Private sector lender ICICI Bank’s net profit surged 158% to ₹4,146 crore for the October-December quarter as provisions for bad loans halved.
Provisions, excluding taxes, declined by 51% year-on-year to ₹2,083 crore during the period under review, from ₹4,244 crore in the year ago period.
The bank benefited from the resolution of Essar Steel during the quarter, which boosted profitability.
Net interest income (NII) increased by 24.3% year-on-year to ₹8,545 crore, which helped the core operating profit (profit before provisions and tax, excluding treasury income) to swell 23.8% to ₹7,017 crore.
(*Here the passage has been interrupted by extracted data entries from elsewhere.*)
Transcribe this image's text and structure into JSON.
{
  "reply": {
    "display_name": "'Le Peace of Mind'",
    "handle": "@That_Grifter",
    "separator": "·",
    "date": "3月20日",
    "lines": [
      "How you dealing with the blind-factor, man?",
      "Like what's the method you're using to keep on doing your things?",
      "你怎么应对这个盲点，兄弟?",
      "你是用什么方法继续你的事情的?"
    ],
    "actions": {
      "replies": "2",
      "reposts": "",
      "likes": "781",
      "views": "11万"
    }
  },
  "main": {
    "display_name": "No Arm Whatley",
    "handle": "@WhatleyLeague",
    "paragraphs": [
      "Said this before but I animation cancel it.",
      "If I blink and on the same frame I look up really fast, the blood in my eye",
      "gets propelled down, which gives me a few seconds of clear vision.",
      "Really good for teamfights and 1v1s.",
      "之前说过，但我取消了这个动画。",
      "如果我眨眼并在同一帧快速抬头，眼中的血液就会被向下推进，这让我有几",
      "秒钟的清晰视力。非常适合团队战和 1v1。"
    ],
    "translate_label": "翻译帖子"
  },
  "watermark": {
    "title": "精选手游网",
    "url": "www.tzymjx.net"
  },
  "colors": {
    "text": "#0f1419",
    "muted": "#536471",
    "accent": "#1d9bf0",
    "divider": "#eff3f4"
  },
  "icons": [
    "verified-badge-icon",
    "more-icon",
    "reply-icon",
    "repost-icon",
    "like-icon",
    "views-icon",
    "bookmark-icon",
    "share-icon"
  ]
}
The net interest margin (NIM) was 3.77% in Q3 of FY20, compared with 3.64% in the quarter ended September 30, 2019 (Q2-FY20) and 3.4% in Q3-FY19
The gross slippages to NPA remained elevated though recoveries, and write-offs helped to contain the net slippages number.
During the quarter, the gross additions to NPAs were ₹4,363 crore. Recoveries, upgrades and other deletions, excluding write-offs, from non-performing loans were ₹4,088 crore in Q3-2020.
Asset quality improved, with gross NPA ratio declining to 5.95% as on December 31, 2019, as compared to 7.75% a year ago, and 6.37% in the previous quarter end.
Provision coverage
The provision coverage on non-performing loans, excluding cumulative technical write-offs, increased from 68.4% at December 31, 2018 to 76.2% at December 31, 2019.
“During the quarter, there was [a] certain development with respect to a broking company. Our exposure to the company has been classified as non-performing. The corporate NPA addition in this quarter also included a south India-based industrial company, where servicing was regular, but refinancing undertaken in 2018 has now been assessed to be restructuring, leading to classification of NPA by lenders. The company is backed by reputed promoters and investors,” Sandeep Batra, president, ICICI Bank, said in the post earnings interaction with the media. As at December 31, 2019, the fund-based and non-fund based outstanding to borrowers rated ‘BB’ and below was ₹17,403 crore, compared with ₹17,525 crore at March 31, 2019 and ₹16,074 crore at September 30, 2019.
The domestic loan growth was at 16% year-on-year on December 31, 2019, driven by retail loans, which grew by 19% year-on-year. Domestic corporate portfolio grew by 12% year-on-year.
Total deposits increased by 18% and the term deposits grew by 24% year-on-year, while the current and savings account (CASA) deposits grew by 15%. The share of CASA in total deposits was 42.8% in quarter ended December.
The bank’s balance sheet crossed the ₹10 lakh-crore milestone, with total assets at ₹10,07,068 crore.